Chi può consultare le informazioni contenute nelle visure catastali. Come accedere al registro informatico.

Conservando la cartografia di tutto il territorio nazionale, il catasto rappresenta una importante memoria storica collettiva. Ma il catasto ha anche una funzione più individuale perché permette ai privati di conoscere i dati essenziali degli immobili di loro proprietà.

Ma chi può accedere al catasto? Se ti sei posto questa domanda, probabilmente hai bisogno di consultare le visure catastali perché necessiti delle tariffe di estimo, oppure vuoi conoscere la consistenza del tuo immobile e calcolare la rendita catastale. Tuttavia, temi di non avere i requisiti necessari per poter accedere al catasto. In questo articolo, scoprirai tutte le figure che possono consultare i dati catastali archiviati nella banca dati informatica.
Chi può accedere al catasto?
Per accedere al catasto non occorre una qualifica professionale specifica o un titolo di studio altisonante. Infatti, tutti possono consultare l’archivio catastale.

Il fatto che tutti possano accedere al catasto non significa che chiunque possa consultare le visure.

Prendendo come riferimento l’esempio dell’immobile di Tizio ubicato a Pontassieve, egli potrà sicuramente avere accesso al catasto, poiché è titolare del diritto di proprietà. Ai giovani ragazzi che invece hanno preso in affitto l’edificio è negata la consultazione della visura catastale dell’immobile.
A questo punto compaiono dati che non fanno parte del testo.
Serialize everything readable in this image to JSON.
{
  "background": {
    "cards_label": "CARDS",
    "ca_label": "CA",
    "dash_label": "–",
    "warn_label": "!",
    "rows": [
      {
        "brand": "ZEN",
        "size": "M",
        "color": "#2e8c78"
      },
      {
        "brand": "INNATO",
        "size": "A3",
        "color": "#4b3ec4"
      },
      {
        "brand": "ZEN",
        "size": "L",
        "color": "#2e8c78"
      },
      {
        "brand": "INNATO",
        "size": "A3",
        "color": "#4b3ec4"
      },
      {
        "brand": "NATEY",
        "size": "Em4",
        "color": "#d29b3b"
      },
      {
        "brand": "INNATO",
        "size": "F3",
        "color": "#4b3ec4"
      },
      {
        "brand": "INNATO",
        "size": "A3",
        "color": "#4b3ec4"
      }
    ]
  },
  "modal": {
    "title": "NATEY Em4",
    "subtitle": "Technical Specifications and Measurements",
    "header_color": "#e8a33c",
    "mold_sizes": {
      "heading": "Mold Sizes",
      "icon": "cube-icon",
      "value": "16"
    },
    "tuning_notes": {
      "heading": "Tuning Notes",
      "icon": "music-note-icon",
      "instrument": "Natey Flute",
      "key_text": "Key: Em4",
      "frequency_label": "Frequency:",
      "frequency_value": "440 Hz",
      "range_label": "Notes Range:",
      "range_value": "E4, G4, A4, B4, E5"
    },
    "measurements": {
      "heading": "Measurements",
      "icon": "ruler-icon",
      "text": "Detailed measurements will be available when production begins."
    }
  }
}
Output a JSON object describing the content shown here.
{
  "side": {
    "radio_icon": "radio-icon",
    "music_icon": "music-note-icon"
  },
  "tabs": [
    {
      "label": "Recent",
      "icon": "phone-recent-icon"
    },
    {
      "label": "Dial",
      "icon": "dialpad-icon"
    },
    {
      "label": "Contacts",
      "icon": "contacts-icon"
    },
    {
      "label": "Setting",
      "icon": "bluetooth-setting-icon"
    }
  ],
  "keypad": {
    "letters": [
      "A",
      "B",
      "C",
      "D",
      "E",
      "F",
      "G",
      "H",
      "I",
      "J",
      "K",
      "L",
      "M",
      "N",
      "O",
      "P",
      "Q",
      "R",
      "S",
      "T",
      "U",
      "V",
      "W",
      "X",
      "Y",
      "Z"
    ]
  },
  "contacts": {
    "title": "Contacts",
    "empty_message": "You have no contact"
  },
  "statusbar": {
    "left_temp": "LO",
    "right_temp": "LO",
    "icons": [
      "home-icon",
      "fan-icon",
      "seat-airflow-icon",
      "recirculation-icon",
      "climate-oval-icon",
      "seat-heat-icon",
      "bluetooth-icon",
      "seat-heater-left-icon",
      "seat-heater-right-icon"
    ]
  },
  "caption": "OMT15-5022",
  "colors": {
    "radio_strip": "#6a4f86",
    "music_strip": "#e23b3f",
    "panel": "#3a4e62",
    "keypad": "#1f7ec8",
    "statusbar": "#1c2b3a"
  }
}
Il catasto, inoltre, è accessibile qualora si godesse di diritti reali su un immobile. Questo significa che chiunque vanti il possesso di questi poteri su una certa unità immobiliare può anche consultare le visure catastali. Vediamo qualche esempio pratico di diritto reale a seconda che si tratti di:

usufrutto: facciamo il caso che Tizio abbia concesso il diritto di usufrutto ai due ragazzi che hanno preso in affitto l’immobile. In questo caso, fermo restando che Tizio rimane il proprietario unico, ai due è concesso subaffittare l’edificio e riscuotere i canoni di locazione;
servitù: un diritto di servitù esisterebbe, per esempio, se l’immobile di Tizio fosse posizionato accanto a un altro, di proprietà di Caio e privo di accesso alla strada pubblica, che invece è raggiungibile dal cortile del primo proprietario. Caio ha un diritto di servitù soltanto sul cortile di Tizio, poiché lo attraversa per raggiungere un asse viario;
superficie: se, ad esempio, Tizio non fosse solo titolare dell’immobile, ma del terreno su cui esso sorge, un diritto di superficie si avrebbe nel caso in cui un individuo chieda al proprietario del suolo la possibilità di erigervi un fabbricato;
enfiteusi: nel caso in cui Tizio concedesse, per esempio a un suo erede, poteri molto ampi sul suolo di suo proprietà, tra cui quello di disporre liberamente del fondo, del sottosuolo e di utilizzare anche la rendita che da esso deriva. In questo caso, l’erede di Tizio godrebbe del diritto di enfiteusi;
uso: abbiamo detto che l’immobile di Tizio sorge su un terreno di sua proprietà. Lo stesso terreno potrebbe essere messo a coltivazione di qualche albero da frutto. Tizio, non interessato al raccolto, concede il diritto d’uso a terzi che possono beneficiare dei frutti prodotti;
abitazione: è il caso in cui Tizio, separato, debba concedere il diritto di abitazione alla sua ex moglie, che potrà rimanere nell’immobile di proprietà dell’ex marito.
Quindi, l’usufruttuario, l’enfiteuta, l’usuario e i titolari di diritti di servitù, superficie e abitazione possono accedere al catasto.

Oltre a queste figure, anche gli eredi già designati e l’autorità giudiziaria – nel caso di avvio di pignoramento – possono avere accesso alle visure catastali di un immobile.

Come si accede al catasto?
I dati catastali possono essere consultati presso lo sportello catastale decentrato dell’Ufficio provinciale Territorio, presente in tutte le città. In alternativa, è possibile fare riferimento allo Sportello amico, attivo negli uffici postali.

Infine, al fine di velocizzare le pratiche burocratiche, esiste anche una via telematica per accedere al catasto, attraverso il portale online dell’Agenzia delle Entrate.